What I would do is find a market report near you. If you have nothing going on sale day go hang out and see what the buyers are really after. That will give you the most insight on what you should shoot for


----------



## CCCSAW (Jul 11, 2019)

Show Wethers for fairs for 4-h and ffa, can range $400 and up in my area but you would need to time pregnancies for that market as most fairs don't allow over a year. I would think if you market kids early for potential buck sales (deposit with full price after weaning) but give yourself enough time to wether any that aren't claimed you could do both. Keep in mind I do believe there is 1 holiday (and I'm sorry I'm not sure of the religion) that prefers bucks for meat. You can certainly get more money for the bucks, but wethers can also go to homes as pets and brush control with out the worries of caring for a mature buck. Butchs might avoid bucks at first especially depending on age as the meat quickly becomes gamey as they mature


----------



## toth boer goats (Jul 20, 2008)

Do know, some states do not allow selling a goat to the Muslim community who want to kill that animal on your place. Check the law. 
If they want to take the animal to their place, it is fine but, with their beliefs though, they want to do it right when they are purchasing the goat on site.

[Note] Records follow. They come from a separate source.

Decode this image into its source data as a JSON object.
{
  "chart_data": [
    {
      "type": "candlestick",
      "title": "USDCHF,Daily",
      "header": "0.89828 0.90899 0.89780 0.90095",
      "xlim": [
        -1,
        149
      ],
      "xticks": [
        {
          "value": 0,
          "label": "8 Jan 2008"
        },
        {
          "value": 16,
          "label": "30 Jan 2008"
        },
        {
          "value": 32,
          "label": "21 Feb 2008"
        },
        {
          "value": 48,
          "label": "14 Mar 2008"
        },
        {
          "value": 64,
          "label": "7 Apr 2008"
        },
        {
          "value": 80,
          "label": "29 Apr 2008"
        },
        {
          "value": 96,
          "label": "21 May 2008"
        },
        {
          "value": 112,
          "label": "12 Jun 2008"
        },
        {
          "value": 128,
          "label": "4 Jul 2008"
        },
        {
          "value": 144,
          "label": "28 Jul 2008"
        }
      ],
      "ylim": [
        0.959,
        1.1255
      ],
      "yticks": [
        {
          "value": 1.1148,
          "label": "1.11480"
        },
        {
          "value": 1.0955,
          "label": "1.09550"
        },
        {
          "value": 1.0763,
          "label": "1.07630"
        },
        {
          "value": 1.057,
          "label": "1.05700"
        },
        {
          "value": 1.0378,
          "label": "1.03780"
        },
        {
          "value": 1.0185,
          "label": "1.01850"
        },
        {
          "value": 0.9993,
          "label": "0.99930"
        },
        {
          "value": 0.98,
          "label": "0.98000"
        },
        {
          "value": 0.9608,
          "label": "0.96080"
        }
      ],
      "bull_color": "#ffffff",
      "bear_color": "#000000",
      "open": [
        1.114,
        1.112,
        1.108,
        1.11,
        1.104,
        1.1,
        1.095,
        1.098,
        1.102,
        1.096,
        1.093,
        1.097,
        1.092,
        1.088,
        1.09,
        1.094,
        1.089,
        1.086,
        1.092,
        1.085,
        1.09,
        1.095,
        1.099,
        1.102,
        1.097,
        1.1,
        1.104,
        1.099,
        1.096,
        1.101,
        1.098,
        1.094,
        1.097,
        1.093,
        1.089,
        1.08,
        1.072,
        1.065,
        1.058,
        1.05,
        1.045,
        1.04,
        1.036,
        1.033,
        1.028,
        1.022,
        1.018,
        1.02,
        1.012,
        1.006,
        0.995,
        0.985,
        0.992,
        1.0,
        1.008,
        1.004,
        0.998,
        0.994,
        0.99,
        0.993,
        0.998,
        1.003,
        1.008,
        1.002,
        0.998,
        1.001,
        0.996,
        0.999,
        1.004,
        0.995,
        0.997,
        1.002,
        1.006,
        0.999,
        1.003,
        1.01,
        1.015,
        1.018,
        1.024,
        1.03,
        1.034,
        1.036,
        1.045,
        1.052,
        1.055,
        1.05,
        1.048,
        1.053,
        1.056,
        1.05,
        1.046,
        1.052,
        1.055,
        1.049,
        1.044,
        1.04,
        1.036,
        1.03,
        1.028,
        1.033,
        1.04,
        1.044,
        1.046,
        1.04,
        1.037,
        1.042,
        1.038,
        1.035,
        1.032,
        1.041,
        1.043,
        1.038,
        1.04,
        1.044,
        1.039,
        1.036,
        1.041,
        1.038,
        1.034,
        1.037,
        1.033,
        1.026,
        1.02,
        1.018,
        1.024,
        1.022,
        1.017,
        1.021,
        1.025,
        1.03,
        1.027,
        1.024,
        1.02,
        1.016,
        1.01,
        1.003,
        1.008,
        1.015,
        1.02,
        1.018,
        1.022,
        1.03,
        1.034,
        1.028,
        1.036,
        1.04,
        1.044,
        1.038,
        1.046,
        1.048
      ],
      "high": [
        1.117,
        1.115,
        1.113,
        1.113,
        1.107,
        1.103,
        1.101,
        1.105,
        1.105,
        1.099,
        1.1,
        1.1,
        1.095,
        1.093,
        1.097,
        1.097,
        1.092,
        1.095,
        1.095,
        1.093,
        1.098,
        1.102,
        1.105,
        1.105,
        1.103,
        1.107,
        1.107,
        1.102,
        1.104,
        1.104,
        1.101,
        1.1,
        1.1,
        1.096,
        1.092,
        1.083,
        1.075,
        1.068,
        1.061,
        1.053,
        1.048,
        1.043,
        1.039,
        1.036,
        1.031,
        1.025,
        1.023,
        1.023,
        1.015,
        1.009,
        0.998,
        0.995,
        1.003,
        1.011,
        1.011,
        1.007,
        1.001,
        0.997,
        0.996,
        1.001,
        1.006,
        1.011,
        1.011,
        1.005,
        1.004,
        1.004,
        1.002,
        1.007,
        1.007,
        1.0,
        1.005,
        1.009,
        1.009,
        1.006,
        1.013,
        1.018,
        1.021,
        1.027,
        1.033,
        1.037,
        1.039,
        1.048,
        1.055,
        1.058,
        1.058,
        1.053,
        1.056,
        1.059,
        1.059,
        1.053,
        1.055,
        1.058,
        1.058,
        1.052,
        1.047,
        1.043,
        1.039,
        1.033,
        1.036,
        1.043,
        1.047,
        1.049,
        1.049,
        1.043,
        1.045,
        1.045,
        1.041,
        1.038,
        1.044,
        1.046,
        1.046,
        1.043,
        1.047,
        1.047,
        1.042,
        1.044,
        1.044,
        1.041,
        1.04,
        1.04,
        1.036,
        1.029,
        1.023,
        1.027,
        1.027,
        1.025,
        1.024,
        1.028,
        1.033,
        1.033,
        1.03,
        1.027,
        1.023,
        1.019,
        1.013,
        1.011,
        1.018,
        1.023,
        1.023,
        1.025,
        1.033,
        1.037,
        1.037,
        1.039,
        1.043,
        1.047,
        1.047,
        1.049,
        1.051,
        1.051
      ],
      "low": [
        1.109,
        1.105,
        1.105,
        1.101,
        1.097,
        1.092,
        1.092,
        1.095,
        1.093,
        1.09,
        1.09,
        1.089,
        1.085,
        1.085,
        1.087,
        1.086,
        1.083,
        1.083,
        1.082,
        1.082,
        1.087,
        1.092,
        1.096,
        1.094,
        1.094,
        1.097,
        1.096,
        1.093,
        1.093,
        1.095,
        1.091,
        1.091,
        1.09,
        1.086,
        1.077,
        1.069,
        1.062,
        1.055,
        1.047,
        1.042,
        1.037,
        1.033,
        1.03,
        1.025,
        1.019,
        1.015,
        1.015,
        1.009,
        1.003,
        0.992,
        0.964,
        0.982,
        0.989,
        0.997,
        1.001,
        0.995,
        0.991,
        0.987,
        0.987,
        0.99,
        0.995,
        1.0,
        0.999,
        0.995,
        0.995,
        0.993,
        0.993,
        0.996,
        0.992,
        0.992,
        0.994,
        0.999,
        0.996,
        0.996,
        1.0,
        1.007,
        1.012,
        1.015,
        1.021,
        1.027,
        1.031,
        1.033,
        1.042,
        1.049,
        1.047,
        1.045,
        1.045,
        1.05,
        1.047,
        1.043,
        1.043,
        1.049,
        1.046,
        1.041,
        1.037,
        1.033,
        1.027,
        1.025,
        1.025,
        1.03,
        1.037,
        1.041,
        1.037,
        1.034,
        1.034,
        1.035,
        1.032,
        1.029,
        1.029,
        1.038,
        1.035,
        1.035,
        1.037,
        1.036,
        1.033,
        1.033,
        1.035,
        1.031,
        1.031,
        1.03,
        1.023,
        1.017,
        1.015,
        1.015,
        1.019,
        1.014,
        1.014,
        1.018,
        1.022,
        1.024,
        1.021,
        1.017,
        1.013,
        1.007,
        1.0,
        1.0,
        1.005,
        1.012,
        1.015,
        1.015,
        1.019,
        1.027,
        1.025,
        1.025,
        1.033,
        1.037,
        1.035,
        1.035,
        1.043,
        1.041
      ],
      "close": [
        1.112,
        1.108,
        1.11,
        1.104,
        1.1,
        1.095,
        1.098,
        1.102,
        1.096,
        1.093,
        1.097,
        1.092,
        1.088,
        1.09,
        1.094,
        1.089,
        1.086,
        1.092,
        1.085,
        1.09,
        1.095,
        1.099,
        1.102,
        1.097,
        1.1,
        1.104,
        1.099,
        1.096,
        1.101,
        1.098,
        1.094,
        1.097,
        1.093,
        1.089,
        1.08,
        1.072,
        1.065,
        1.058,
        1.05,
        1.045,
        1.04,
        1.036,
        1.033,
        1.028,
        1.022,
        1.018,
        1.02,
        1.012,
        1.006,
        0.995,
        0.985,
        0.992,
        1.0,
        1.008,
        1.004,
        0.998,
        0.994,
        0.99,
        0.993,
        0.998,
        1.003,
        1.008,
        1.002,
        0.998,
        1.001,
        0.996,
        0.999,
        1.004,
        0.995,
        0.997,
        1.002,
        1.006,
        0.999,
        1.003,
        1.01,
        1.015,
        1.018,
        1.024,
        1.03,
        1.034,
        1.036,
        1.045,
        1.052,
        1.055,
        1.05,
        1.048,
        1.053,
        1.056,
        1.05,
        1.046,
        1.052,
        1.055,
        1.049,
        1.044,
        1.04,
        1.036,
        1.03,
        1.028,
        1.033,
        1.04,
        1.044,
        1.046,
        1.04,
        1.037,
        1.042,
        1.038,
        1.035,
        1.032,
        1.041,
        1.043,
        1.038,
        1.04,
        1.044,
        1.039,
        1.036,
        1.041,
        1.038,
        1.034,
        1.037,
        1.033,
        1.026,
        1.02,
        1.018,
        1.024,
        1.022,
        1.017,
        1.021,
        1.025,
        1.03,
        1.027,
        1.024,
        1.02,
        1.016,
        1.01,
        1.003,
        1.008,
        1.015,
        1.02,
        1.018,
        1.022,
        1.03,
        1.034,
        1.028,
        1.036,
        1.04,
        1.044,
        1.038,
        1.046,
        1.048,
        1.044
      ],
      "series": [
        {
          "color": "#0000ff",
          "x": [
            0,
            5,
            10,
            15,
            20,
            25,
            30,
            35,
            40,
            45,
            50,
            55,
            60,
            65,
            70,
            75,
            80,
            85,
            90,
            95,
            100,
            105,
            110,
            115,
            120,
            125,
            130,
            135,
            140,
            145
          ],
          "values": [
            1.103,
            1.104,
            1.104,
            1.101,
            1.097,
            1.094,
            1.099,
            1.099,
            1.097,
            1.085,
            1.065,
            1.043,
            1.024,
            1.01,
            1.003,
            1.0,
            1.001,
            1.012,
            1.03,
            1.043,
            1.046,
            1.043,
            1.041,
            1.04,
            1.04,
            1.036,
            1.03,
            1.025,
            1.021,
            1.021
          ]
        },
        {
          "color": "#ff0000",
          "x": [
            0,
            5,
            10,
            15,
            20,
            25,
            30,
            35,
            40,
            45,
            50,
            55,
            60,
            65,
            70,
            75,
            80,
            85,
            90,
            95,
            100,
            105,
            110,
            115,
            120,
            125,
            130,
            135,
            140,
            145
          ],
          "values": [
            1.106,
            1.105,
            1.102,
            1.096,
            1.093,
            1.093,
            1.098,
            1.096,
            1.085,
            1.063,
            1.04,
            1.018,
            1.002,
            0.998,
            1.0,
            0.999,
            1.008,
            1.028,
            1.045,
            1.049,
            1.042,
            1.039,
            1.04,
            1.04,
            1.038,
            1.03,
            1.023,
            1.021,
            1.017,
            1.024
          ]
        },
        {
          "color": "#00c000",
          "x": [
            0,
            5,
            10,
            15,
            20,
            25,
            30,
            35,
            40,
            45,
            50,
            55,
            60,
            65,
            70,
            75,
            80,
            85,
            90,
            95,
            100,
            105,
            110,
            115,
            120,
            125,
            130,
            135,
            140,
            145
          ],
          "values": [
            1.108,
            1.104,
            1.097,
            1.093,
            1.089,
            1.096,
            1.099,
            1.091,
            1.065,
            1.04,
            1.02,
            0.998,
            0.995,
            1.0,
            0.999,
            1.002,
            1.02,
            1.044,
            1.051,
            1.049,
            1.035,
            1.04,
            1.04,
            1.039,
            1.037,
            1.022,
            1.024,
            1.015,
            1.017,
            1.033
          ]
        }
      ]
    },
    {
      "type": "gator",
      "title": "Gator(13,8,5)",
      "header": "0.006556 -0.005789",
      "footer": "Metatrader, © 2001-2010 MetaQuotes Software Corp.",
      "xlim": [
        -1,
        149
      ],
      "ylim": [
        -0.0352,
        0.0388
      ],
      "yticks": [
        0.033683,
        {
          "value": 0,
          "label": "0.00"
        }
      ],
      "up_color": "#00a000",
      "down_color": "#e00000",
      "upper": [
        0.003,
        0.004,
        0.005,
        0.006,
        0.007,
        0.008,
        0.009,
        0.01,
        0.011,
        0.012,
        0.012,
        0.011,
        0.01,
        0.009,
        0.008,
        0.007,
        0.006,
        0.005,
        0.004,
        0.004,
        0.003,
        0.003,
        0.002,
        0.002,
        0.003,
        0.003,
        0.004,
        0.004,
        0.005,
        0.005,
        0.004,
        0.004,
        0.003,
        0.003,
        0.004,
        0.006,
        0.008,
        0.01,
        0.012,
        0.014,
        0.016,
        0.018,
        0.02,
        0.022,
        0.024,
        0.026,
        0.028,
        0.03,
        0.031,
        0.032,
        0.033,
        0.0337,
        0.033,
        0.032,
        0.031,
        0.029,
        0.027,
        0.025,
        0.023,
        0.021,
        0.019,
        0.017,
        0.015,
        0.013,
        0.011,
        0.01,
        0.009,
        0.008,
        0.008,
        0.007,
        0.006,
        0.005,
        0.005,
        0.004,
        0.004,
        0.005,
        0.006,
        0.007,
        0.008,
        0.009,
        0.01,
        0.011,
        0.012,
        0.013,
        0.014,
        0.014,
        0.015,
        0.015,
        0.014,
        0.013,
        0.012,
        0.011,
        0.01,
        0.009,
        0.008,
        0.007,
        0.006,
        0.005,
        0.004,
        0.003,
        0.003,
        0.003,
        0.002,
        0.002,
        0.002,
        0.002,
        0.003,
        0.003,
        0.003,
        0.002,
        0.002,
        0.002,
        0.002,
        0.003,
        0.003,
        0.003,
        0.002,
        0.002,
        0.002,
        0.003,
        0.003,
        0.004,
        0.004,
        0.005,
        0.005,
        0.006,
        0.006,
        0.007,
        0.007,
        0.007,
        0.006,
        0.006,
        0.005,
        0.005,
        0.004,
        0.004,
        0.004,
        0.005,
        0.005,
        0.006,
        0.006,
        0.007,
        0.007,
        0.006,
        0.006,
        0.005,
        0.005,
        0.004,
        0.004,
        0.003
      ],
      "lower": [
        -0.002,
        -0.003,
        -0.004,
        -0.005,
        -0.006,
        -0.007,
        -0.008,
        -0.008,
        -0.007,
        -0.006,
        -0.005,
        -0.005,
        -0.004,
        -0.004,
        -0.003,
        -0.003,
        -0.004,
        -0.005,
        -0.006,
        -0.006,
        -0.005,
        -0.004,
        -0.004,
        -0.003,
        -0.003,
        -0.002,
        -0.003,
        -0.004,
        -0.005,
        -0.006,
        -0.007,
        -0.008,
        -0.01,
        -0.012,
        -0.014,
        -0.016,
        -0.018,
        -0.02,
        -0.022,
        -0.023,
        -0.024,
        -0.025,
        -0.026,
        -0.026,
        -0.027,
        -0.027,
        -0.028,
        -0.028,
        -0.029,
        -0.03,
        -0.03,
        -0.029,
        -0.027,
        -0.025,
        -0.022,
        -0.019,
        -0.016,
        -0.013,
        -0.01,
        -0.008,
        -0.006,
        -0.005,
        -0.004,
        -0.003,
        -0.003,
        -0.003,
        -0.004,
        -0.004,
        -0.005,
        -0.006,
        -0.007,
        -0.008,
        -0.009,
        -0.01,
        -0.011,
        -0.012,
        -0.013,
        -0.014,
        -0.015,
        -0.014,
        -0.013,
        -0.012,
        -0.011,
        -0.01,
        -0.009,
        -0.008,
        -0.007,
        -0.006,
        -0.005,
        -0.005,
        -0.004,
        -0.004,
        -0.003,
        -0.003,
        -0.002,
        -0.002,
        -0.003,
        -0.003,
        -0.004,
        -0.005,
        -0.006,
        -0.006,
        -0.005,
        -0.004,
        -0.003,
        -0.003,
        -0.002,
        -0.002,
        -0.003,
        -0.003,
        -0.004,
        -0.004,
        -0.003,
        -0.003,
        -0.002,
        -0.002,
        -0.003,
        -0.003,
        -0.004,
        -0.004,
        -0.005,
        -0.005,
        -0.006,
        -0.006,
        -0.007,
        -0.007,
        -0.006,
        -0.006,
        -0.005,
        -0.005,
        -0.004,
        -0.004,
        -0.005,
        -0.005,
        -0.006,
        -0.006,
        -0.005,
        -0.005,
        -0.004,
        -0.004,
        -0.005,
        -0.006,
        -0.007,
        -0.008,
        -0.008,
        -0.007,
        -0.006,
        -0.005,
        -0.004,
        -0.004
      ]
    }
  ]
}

If you want good money for wethers for 4h ect, they must be very nice and competitive, to get good money for them.
Otherwise, it is just a goat for meat and people don't want to pay much for them. I had a lot of them always trying to jew me down. 

I started out that way, selling goats for meat, didn't make much that way.

Had a bossy women try to tell me, I must remove their horns and do this and that, even before she even looked at them or put any deposit on him. This was just after the kid was born. So, we said forget the 4h stuff. We do not dehorn our goats anyway and will not for anyone, if they want to remove them after the fact, it is their decision.

I then got into breeding registered boer, that is when I started making better money.


----------



## 21goaties (Mar 13, 2018)

toth boer goats said:


> we do not dehorn our goats anyway and will not for anyone


:clapping:


----------



## fivemoremiles (Jan 19, 2010)

club goats are not in the cards. living in Montana kidding in January is a great way to have popcycle kids.
the nearest auction that is any good for sheep and goats is 5 to 6 hours away

this is the last ear i will remove my goat horns i like the way lamacha horns look and hate burning there horns off.
my lamacha and Boer run together horns levels the playing feild


----------



## fivemoremiles (Jan 19, 2010)

having read your thought and experiences i will band my boys that realy makes management easer
Thanks for your help


----------